В литературе он шел своей дорогой, сохраняя независимость мысли.

Возвратившись в Екатеринбург, он с наслаждением отдался давнишней страсти к поездкам, дорожным встречам и впечатлениям. Как губка, впитывал он в себя самый разнообразный материал. Он испытывал жадное любопытство к людям и фактам. На протяжении каких-нибудь трех — четырех лет он объездил и облазил чуть не весь Урал. Поднимался на Иремель, побывал в Ныробе. Коллекционировал уральские самоцветы и ездил на их родину в село Мурзинку. Производил даже археологические раскопки и однажды где-то около Камышлова откопал с приятелем-крестьянином кость мамонта. Кость была торжественно передана Уральскому Обществу любителей естествознания. Принимал участие и в театральной жизни Екатеринбурга, готовил для постановки в местном театре пьесу «Золотопромышленники».

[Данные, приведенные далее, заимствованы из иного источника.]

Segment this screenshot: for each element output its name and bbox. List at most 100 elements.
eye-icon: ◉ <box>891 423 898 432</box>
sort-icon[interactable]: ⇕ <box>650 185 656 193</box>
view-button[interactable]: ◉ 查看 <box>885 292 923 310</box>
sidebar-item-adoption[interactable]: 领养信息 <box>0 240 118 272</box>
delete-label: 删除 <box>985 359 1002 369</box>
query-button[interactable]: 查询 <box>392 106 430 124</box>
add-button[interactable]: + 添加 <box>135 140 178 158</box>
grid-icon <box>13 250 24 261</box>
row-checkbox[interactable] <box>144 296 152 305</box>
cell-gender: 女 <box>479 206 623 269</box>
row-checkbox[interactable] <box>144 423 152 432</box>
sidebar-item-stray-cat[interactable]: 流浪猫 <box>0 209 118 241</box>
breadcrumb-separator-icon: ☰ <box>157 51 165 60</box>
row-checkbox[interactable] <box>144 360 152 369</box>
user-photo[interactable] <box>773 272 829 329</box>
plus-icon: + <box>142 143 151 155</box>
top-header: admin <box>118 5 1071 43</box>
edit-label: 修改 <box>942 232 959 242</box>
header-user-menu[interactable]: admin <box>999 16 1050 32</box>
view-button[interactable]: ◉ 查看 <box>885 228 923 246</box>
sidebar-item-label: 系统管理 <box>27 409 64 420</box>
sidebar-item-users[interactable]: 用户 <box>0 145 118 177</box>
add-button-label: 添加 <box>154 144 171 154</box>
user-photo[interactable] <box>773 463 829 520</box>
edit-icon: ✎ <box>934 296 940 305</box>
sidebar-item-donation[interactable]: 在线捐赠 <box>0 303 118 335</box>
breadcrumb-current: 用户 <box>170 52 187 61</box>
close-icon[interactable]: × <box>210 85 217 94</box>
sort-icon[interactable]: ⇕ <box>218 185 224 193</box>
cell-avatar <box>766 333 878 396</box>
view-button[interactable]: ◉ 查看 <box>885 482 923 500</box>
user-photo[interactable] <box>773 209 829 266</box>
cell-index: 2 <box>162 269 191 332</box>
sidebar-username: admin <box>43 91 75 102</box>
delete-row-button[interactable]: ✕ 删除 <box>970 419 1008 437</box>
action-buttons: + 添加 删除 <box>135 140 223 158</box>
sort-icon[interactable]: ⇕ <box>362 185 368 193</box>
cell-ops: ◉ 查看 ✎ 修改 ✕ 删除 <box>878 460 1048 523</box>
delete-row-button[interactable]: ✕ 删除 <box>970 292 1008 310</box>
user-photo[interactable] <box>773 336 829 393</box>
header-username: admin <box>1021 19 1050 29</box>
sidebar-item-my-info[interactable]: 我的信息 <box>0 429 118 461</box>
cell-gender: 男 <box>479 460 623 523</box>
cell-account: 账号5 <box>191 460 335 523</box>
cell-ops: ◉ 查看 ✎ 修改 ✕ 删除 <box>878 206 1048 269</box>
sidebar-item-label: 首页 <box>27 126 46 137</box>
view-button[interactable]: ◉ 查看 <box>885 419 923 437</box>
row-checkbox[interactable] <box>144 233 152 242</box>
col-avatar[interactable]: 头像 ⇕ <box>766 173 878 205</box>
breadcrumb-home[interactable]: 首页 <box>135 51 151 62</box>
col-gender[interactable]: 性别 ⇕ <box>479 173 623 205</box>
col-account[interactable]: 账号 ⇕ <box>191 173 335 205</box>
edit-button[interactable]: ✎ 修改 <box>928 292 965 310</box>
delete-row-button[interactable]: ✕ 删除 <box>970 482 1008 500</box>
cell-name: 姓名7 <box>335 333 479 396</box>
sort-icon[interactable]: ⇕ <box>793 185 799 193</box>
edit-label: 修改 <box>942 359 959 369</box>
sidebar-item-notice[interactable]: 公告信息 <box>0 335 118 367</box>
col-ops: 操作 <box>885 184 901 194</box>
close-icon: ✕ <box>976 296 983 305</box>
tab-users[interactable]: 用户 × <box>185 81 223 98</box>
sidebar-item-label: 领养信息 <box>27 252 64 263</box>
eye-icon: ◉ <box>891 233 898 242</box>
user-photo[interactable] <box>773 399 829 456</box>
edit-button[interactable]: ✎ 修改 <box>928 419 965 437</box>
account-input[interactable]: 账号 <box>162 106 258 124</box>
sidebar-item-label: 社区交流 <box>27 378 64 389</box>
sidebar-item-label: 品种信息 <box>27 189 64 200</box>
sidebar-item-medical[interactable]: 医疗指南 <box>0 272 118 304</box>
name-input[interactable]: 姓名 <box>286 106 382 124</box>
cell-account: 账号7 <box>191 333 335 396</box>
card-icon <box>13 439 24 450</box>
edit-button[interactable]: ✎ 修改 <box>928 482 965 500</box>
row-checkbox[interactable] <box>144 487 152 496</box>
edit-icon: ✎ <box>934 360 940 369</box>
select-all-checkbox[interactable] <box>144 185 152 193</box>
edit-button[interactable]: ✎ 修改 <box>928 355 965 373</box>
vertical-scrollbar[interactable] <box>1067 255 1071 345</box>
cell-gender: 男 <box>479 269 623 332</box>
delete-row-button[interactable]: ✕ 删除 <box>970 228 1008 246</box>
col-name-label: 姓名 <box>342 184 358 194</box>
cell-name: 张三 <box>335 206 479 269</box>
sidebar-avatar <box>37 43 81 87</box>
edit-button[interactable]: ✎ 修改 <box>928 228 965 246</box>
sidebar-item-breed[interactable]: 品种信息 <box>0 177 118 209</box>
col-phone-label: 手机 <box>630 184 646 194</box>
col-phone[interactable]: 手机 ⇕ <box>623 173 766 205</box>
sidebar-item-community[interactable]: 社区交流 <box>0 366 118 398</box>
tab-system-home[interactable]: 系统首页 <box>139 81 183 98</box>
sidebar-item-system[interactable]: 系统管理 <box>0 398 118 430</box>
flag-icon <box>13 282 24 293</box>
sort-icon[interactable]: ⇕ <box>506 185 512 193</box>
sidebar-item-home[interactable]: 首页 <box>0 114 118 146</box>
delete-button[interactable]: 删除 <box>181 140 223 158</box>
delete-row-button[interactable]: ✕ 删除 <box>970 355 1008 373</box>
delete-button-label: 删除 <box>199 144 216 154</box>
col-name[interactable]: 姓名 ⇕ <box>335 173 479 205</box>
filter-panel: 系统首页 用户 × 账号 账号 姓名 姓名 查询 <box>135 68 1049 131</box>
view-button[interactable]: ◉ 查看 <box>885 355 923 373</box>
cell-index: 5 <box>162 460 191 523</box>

Ее ставили. Театр был битком набит. Вызывали автора. Дмитрий Наркисович, однако, возвратился из театра в грустном настроении.

Играли местные любители и играли плохо. Но это бы еще с полбеды. Главное заключалось в сознании, что пьеса не вышла как пьеса, богатый материал не умещался в четырех действиях. Взыскательный к самому себе, писатель находил еще много недостатков, не замеченных другими.

3

— Ну я за вами… Одевайтесь и едем.

— Куда?

— Говорю: одевайтесь… У меня и лошадь у ворот.

— Что за спешка?

В дверях стоял широкоплечий плотный мужчина с круглым лицом и бойкими глазами. Он в высоких охотничьих сапогах, в кожаной куртке, с сумкой через плечо. Это Иван Васильевич Попов, старый знакомый. «Разбитной уралец» — зовет его Дмитрий Наркисович. Это один из тех простых людей, с которыми так любил бывать и беседовать писатель.

— Куда же ехать-то?

— А какое у нас сегодня число? Двадцать седьмое апреля… Так? А через три дня, что у нас будет?

— Первое мая будет… Но что из этого следует?

— Ах, боже мой, да где же это вы живете? На луне, вероятно. Говорю: одевайтесь, а потом на лошадь и в дорогу.

— На заявку?

— Наконец-то догадались… Говорите спасибо, что заехал. Другого такого случая и не дождетесь.

Через несколько минут коробок бойко катился сперва по городским улицам, а потом свернул на березовский тракт. Дмитрий Наркисович тоже оделся по-дорожному. Жадно вдыхал он свежий утренний воздух. По обеим сторонам дороги бежал сосновый лес. Весеннее солнце играло в воде, наполнившей ложбины.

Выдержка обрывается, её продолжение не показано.